その声の出処はレイチェルを隠した建物の屋上方向。振り向けば、レイチェルが建物の屋上から身を乗り出していた。
その言葉を言うのが精一杯だったのか、体勢を崩して落下を始める。
「レイチェル!」
ソルベロイはアレミラを離し、落下するレイチェルの下へ駆け寄るとその身体を受け止めた。レイチェルは再び気を失っていた。
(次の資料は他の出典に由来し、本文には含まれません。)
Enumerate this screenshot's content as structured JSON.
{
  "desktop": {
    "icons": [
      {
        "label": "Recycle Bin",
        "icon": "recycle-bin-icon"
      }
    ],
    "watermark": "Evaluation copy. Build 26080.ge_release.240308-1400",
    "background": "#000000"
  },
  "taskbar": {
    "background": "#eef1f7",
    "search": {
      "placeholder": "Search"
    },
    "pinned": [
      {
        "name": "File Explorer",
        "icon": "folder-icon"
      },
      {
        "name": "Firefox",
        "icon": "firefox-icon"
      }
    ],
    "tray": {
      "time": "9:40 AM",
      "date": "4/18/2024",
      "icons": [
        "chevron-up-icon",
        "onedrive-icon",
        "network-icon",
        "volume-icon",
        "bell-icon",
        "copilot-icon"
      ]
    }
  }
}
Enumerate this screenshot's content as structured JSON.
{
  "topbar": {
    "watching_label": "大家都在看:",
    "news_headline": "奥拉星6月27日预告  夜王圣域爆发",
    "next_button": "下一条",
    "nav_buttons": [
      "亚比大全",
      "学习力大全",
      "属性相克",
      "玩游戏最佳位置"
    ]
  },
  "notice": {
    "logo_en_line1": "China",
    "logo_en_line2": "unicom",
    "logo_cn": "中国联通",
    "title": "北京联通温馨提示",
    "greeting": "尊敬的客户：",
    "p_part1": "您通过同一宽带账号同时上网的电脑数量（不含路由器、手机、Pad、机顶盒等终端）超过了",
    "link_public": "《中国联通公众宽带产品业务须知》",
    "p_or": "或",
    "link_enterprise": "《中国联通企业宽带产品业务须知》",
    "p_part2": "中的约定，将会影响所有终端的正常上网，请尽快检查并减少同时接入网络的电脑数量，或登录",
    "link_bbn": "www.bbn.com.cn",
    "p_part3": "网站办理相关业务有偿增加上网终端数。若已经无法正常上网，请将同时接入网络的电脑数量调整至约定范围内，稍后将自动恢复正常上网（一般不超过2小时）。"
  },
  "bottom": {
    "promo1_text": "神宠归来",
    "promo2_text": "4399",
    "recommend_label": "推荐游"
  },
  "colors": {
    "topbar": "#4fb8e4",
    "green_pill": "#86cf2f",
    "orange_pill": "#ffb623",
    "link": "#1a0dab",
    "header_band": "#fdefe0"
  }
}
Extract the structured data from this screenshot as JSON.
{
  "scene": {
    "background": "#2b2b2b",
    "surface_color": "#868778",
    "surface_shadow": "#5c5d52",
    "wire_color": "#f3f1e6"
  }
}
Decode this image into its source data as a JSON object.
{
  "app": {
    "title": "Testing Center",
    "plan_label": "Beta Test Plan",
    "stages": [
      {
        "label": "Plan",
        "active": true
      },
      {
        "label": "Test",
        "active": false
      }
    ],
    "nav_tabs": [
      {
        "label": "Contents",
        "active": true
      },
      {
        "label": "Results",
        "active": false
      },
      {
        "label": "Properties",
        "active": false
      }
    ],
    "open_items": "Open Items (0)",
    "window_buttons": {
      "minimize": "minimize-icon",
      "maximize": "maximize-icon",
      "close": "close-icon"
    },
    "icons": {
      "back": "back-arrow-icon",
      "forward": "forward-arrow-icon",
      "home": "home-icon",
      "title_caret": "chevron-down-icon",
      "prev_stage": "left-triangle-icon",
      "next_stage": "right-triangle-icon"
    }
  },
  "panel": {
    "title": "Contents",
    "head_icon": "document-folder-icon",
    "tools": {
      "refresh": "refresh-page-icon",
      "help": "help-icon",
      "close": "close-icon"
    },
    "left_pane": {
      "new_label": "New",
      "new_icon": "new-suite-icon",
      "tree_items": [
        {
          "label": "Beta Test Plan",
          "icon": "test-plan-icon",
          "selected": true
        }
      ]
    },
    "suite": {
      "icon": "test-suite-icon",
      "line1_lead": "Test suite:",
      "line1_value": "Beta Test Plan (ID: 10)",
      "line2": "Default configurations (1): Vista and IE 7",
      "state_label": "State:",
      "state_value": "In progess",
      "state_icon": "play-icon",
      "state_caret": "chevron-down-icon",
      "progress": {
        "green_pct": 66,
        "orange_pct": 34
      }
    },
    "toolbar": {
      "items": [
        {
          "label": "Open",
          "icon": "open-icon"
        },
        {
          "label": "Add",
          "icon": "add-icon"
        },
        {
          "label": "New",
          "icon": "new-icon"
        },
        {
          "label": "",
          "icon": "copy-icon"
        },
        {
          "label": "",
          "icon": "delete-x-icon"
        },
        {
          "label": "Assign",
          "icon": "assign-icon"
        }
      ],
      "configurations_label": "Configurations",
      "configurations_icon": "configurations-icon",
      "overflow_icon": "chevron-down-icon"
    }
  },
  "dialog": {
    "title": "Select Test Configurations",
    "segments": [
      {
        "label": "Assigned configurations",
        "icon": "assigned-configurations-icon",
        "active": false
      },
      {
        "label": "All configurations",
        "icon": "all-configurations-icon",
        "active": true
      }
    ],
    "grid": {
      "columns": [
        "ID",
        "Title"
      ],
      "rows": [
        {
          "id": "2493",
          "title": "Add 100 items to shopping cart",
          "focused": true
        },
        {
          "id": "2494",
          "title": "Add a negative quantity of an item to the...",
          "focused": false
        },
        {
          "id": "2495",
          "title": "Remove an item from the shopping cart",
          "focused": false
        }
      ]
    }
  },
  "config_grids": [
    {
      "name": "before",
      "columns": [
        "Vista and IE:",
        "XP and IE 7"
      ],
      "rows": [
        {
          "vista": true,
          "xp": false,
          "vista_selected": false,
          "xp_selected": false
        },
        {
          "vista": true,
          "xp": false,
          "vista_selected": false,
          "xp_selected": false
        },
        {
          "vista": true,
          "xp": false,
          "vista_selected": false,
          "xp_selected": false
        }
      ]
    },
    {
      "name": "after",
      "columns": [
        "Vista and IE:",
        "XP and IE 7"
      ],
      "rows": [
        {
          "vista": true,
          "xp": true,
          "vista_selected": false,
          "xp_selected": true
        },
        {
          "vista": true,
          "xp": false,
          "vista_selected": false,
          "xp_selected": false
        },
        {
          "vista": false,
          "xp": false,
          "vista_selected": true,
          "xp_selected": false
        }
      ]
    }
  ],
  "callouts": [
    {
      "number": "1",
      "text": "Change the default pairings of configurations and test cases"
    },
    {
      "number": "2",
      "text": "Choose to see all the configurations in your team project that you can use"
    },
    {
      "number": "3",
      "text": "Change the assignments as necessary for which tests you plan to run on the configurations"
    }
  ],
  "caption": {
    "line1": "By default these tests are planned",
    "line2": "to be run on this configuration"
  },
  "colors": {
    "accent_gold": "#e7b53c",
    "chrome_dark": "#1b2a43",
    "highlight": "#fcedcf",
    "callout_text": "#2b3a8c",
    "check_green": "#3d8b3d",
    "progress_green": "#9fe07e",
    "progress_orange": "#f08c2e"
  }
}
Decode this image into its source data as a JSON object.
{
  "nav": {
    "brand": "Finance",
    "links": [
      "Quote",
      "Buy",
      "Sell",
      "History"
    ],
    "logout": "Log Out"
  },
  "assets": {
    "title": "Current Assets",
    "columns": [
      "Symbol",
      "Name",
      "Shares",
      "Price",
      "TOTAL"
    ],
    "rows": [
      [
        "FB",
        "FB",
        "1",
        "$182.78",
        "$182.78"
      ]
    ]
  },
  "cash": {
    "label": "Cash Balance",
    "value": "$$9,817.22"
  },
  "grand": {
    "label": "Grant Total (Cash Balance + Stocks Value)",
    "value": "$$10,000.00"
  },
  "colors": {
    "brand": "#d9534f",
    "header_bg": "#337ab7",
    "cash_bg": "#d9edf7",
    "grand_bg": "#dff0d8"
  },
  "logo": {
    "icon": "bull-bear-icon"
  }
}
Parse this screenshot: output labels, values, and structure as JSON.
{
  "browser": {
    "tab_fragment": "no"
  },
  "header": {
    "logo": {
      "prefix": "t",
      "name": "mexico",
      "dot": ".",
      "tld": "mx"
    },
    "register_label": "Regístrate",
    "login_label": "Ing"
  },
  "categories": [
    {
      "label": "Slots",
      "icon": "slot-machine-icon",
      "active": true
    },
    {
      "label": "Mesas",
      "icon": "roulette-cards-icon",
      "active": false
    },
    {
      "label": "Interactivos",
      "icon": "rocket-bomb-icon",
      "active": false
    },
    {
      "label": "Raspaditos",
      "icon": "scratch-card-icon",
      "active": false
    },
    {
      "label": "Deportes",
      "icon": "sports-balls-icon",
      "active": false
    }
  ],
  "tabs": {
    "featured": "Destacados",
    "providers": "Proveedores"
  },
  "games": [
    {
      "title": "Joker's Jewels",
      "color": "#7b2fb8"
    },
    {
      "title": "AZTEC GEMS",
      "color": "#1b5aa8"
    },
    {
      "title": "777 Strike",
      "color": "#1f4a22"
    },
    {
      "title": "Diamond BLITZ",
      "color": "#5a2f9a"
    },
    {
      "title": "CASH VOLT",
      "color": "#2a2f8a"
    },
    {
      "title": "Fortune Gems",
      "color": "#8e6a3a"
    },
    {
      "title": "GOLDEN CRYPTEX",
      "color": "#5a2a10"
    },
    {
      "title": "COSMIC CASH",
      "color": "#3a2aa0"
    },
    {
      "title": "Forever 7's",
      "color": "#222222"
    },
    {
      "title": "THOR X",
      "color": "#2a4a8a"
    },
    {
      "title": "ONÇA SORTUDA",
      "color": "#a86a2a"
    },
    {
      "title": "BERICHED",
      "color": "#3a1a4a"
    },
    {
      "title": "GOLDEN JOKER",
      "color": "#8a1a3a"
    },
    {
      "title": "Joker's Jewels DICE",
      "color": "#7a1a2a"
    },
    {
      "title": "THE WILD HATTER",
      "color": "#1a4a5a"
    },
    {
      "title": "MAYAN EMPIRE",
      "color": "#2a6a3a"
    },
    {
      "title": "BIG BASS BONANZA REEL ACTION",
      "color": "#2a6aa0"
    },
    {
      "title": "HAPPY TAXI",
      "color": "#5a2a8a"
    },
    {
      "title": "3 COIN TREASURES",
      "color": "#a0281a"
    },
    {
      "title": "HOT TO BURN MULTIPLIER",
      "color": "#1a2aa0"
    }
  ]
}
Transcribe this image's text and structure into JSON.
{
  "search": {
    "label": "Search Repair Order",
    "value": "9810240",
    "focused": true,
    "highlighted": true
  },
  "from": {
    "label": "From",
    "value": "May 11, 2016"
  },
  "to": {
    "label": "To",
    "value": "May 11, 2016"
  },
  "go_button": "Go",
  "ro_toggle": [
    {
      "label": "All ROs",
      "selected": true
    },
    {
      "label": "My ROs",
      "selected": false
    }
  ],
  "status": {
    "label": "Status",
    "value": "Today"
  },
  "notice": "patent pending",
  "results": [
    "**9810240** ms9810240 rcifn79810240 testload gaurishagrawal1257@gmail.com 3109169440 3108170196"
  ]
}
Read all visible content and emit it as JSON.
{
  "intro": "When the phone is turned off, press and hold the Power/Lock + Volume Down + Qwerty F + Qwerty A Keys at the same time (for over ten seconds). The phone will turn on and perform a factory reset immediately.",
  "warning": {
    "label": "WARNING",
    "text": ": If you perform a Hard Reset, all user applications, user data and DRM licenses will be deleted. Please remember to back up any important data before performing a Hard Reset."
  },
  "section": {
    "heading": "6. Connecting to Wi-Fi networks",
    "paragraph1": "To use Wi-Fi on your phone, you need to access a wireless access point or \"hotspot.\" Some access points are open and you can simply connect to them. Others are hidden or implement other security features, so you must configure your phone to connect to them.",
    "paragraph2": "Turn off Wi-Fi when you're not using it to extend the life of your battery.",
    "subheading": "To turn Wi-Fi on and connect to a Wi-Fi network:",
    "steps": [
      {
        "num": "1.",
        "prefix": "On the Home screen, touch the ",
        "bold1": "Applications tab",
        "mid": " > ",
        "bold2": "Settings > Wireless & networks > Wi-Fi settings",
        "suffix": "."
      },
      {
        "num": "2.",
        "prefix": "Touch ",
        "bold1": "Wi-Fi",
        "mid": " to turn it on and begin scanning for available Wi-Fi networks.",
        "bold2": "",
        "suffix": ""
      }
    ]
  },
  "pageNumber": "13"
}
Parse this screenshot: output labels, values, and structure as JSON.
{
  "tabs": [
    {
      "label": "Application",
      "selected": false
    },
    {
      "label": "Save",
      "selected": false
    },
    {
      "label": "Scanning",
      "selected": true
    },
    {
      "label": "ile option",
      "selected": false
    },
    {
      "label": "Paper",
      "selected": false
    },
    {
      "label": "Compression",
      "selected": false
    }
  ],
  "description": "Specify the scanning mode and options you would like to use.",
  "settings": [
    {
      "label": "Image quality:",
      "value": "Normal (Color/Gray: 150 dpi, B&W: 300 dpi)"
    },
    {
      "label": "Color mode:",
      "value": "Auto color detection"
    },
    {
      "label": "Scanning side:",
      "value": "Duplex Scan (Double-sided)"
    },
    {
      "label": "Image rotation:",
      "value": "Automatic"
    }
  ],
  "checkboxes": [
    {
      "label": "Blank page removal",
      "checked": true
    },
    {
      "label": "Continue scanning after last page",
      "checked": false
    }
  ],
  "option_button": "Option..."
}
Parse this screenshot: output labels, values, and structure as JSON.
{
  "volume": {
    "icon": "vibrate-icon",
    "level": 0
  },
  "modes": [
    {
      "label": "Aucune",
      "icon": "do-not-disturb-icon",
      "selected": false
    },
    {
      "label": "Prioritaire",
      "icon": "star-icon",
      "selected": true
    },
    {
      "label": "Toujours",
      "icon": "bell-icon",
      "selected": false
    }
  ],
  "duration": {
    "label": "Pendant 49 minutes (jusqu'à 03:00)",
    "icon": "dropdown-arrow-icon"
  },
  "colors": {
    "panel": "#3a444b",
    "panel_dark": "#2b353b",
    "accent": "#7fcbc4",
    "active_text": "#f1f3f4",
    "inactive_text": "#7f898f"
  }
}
「駄目って、どういう……あいつが仇じゃないのか!?」
アレミラも既に失神し、その問に答えるものは誰も居ない。
ソルベロイは焦った。勘違いから重大な失敗を犯してしまったかもしれないと考えたからだ。
しかし、のんびりと考え込んでいる暇はない。
アレミラの失血量は既に死んでもおかしくない域に達している。それに加えて、戦闘を見守っていた兵士達が再度集まって来るのも時間の問題だ。
そこでソルベロイの出した結論は、二人とも連れて逃げる、だった。
帝国の衛生兵が戦いの場に残した薬瓶入りの鞄を背負い、両手に一人ずつ抱えて走り出す。
十分な肉を摂取出来たソルベロイの体は更に超越的な力を発揮し、城壁を軽々と乗り越えた。
そして、追手も付かせぬまま壁外の廃屋へと逃げ帰ることが出来たのだった。